子供が暴れる映像、大人が子供に狩られる映像を撮りたい目的から作られ、エミール・コール&ジョン・カーペンター、ジャン=リュック・ゴダール「ウィークエンド」から着想を得た作品。

「左利きが狩られても良いかな」なやりたい事を映画に落とし込んだ映画で、自販機でうっかり左利きで左手が出てしまうシーンは良かったです。そうした仕草と子供警察が大人を取り締まる荒唐無稽さな所は面白かったです。

映画は失踪した姉を探すりんを主人公に、様々な場所を転々とする話がメインになる。

喫茶店で飴をもらった女の子とばったり会ったり、ユーロスペースで知らない男の人に缶ジュースをもらったけど、「その男がファム・ファタールで本当の人なんだよ」と言われて追跡するなど様々なシーンが挿話されていく。
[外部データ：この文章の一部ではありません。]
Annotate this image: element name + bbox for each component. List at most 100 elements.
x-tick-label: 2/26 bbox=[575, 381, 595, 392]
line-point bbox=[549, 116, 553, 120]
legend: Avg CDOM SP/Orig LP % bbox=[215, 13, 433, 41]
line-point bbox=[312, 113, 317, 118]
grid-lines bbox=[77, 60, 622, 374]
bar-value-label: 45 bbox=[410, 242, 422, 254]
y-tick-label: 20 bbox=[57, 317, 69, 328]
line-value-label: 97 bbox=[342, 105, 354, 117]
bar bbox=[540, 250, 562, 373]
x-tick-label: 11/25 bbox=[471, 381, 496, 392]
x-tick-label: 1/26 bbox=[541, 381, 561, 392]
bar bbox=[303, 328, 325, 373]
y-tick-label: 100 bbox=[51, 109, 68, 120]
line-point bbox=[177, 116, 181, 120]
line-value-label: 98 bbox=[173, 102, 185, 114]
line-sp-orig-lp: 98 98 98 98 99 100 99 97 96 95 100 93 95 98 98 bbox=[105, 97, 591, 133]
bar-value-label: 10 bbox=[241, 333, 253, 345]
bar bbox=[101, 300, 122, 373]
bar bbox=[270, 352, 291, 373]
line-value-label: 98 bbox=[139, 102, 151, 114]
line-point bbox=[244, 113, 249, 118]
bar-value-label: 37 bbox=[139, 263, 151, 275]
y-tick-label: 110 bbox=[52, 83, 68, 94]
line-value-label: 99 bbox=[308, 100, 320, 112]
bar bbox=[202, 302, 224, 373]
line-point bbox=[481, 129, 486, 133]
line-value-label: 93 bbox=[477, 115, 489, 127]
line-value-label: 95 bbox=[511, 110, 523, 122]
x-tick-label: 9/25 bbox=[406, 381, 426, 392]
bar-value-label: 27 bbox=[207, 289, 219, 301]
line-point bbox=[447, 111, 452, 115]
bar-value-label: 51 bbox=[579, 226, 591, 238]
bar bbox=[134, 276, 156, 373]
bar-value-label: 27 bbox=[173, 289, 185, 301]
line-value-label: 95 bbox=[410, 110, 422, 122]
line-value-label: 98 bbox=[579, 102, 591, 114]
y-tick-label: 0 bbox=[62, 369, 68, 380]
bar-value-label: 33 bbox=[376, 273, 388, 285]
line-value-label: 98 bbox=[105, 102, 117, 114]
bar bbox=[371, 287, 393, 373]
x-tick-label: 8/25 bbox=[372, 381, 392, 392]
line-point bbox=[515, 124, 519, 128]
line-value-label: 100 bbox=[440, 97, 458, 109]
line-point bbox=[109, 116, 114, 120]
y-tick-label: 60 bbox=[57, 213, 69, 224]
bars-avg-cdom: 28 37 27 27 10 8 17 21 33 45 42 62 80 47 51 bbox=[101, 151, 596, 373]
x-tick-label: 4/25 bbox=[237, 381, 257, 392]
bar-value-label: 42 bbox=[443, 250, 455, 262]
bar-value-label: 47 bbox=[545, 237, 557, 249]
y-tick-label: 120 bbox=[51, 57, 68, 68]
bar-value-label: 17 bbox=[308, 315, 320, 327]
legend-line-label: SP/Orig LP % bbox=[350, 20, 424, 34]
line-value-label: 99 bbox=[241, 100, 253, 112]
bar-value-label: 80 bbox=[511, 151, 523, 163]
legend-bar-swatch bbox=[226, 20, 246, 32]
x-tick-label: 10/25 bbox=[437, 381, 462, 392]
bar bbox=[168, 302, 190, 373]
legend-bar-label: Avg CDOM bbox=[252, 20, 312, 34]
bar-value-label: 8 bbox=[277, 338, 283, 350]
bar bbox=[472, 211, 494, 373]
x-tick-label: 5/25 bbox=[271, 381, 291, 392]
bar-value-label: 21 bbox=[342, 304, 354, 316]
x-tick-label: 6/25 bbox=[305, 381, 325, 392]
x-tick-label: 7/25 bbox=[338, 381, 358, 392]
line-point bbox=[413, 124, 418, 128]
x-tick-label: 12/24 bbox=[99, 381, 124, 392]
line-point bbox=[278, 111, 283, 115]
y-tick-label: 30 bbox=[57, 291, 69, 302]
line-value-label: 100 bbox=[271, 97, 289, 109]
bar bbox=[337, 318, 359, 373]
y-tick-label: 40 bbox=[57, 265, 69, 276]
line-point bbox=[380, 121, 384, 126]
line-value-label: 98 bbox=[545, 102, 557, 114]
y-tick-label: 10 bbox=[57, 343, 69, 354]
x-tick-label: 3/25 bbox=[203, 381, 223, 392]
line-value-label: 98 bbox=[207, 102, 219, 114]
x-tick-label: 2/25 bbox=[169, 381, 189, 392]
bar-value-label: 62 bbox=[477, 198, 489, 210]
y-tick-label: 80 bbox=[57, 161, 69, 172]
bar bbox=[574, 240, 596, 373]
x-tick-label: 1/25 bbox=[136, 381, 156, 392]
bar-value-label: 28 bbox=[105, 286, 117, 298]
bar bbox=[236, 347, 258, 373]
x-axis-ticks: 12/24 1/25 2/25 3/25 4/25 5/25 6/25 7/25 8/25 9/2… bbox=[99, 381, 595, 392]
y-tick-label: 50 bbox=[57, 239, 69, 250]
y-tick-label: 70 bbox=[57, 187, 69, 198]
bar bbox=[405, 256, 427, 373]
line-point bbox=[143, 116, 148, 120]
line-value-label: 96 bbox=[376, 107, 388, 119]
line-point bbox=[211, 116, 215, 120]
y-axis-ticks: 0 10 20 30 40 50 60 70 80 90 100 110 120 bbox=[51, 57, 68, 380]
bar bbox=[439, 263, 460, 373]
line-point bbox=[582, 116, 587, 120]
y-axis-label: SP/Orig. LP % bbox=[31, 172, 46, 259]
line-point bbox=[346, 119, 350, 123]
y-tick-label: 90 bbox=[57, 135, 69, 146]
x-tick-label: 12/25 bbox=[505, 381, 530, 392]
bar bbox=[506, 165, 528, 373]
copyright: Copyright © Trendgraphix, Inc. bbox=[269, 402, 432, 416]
コンセプトが面白いだけに話とコンセプトが「やりたいことをなだらかに一直線にしました」という気概故にあんまりマッチしていないように感じてそこが惜しいと思いました。

絵の圧がとにかく強い部分を除けば、やってる事がスサンネ・ビア「バード・ボックス」と同じなのでは?とも思った。

P.S.
東京国際映画祭、5回参加して5回ともに普段の映画館では見たことないレベルのマナーの悪さが目立っている。

自衛するしかないのかなと思って、映画上映中のビニール袋のガサガサ音対策に耳栓を付けてたけど、耳栓付けても終盤のゴダール「ウィークエンド」オマージュのシーンがうるさく感じるのは草でした。

改めて耳栓を付けてる事に感謝した瞬間です。